Last week, the government of Israel began to take the second of these vital steps. Rather than bomb Palestinian-populated cities and towns from the air -- an operation that would have claimed thousands of civilian casualties -- the Israeli army is taking on greater risk by using ground forces that painstakingly make their way through the hornet's nests of Palestinian terror...

For seven months, many of the world's governments have rightly supported the war against Afghan terror. Yet after only seven days, their patience for the war against Palestinian terror ran out.

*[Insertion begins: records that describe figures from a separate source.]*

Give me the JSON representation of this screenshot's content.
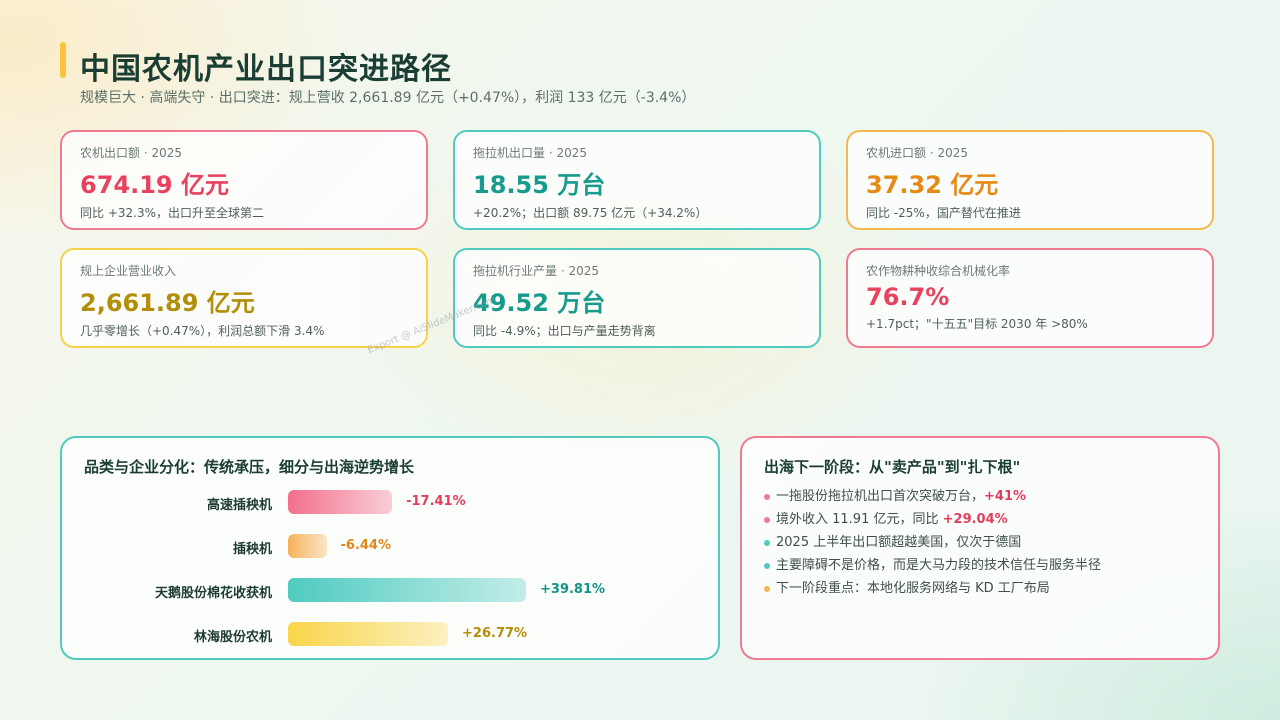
{
  "header": {
    "title": "中国农机产业出口突进路径",
    "subtitle": "规模巨大 · 高端失守 · 出口突进：规上营收 2,661.89 亿元（+0.47%），利润 133 亿元（-3.4%）"
  },
  "kpis": [
    {
      "label": "农机出口额 · 2025",
      "value": "674.19 亿元",
      "note": "同比 +32.3%，出口升至全球第二"
    },
    {
      "label": "拖拉机出口量 · 2025",
      "value": "18.55 万台",
      "note": "+20.2%；出口额 89.75 亿元（+34.2%）"
    },
    {
      "label": "农机进口额 · 2025",
      "value": "37.32 亿元",
      "note": "同比 -25%，国产替代在推进"
    },
    {
      "label": "规上企业营业收入",
      "value": "2,661.89 亿元",
      "note": "几乎零增长（+0.47%），利润总额下滑 3.4%"
    },
    {
      "label": "拖拉机行业产量 · 2025",
      "value": "49.52 万台",
      "note": "同比 -4.9%；出口与产量走势背离"
    },
    {
      "label": "农作物耕种收综合机械化率",
      "value": "76.7%",
      "note": "+1.7pct；\"十五五\"目标 2030 年 >80%"
    }
  ],
  "watermark": "Export @ AiSlideMaker.com",
  "growth_panel": {
    "title": "品类与企业分化：传统承压，细分与出海逆势增长",
    "items": [
      {
        "label": "高速插秧机",
        "value": -17.41,
        "display": "-17.41%",
        "color": "#f36f8c",
        "text_color": "#e23d5a"
      },
      {
        "label": "插秧机",
        "value": -6.44,
        "display": "-6.44%",
        "color": "#f6b15a",
        "text_color": "#e0861a"
      },
      {
        "label": "天鹅股份棉花收获机",
        "value": 39.81,
        "display": "+39.81%",
        "color": "#4fcbc0",
        "text_color": "#139486"
      },
      {
        "label": "林海股份农机",
        "value": 26.77,
        "display": "+26.77%",
        "color": "#f9d54a",
        "text_color": "#b58e06"
      }
    ]
  },
  "next_panel": {
    "title": "出海下一阶段：从\"卖产品\"到\"扎下根\"",
    "bullets": [
      {
        "text": "一拖股份拖拉机出口首次突破万台，",
        "highlight": "+41%",
        "dot_color": "#f07a92",
        "hl_color": "#e23d5a"
      },
      {
        "text": "境外收入 11.91 亿元，同比 ",
        "highlight": "+29.04%",
        "dot_color": "#f07a92",
        "hl_color": "#e23d5a"
      },
      {
        "text": "2025 上半年出口额超越美国，仅次于德国",
        "highlight": "",
        "dot_color": "#4fcbc0",
        "hl_color": "#139486"
      },
      {
        "text": "主要障碍不是价格，而是大马力段的技术信任与服务半径",
        "highlight": "",
        "dot_color": "#4fcbc0",
        "hl_color": "#139486"
      },
      {
        "text": "下一阶段重点：本地化服务网络与 KD 工厂布局",
        "highlight": "",
        "dot_color": "#f6b74c",
        "hl_color": "#e58a12"
      }
    ]
  }
}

Contrary to conventional wisdom, what has destabilized the region is not Israeli action against Palestinian terror, but rather the constant pressure exerted on Israel to show restraint. It is precisely the exceptional restraint shown by Israel for over a year and a half that has unwittingly emboldened its enemies and inadvertently increased the threat of a wider conflict.

Indeed, I am confident that in time those who would question Israel's actions now will understand that rooting out Palestinian terror today will also make Israel and the world safer tomorrow.

For if we do not immediately shut down the terror factories where Arafat is producing human bombs, it is only a matter of time before suicide bombers will terrorize your cities. Eventually, it is not impossible that these human bombs will supplement their murderous force with suitcases equipped with devices of mass death that could make the horrors of September 11 seem pale by comparison.

That is why there is no alternative to winning this war without delay. No part of the terrorist network can be left intact. For if not fully eradicated, like the most malignant cancer, it will regroup and attack again with even greater ferocity. Only by dismantling the entire network will we be assured of victory.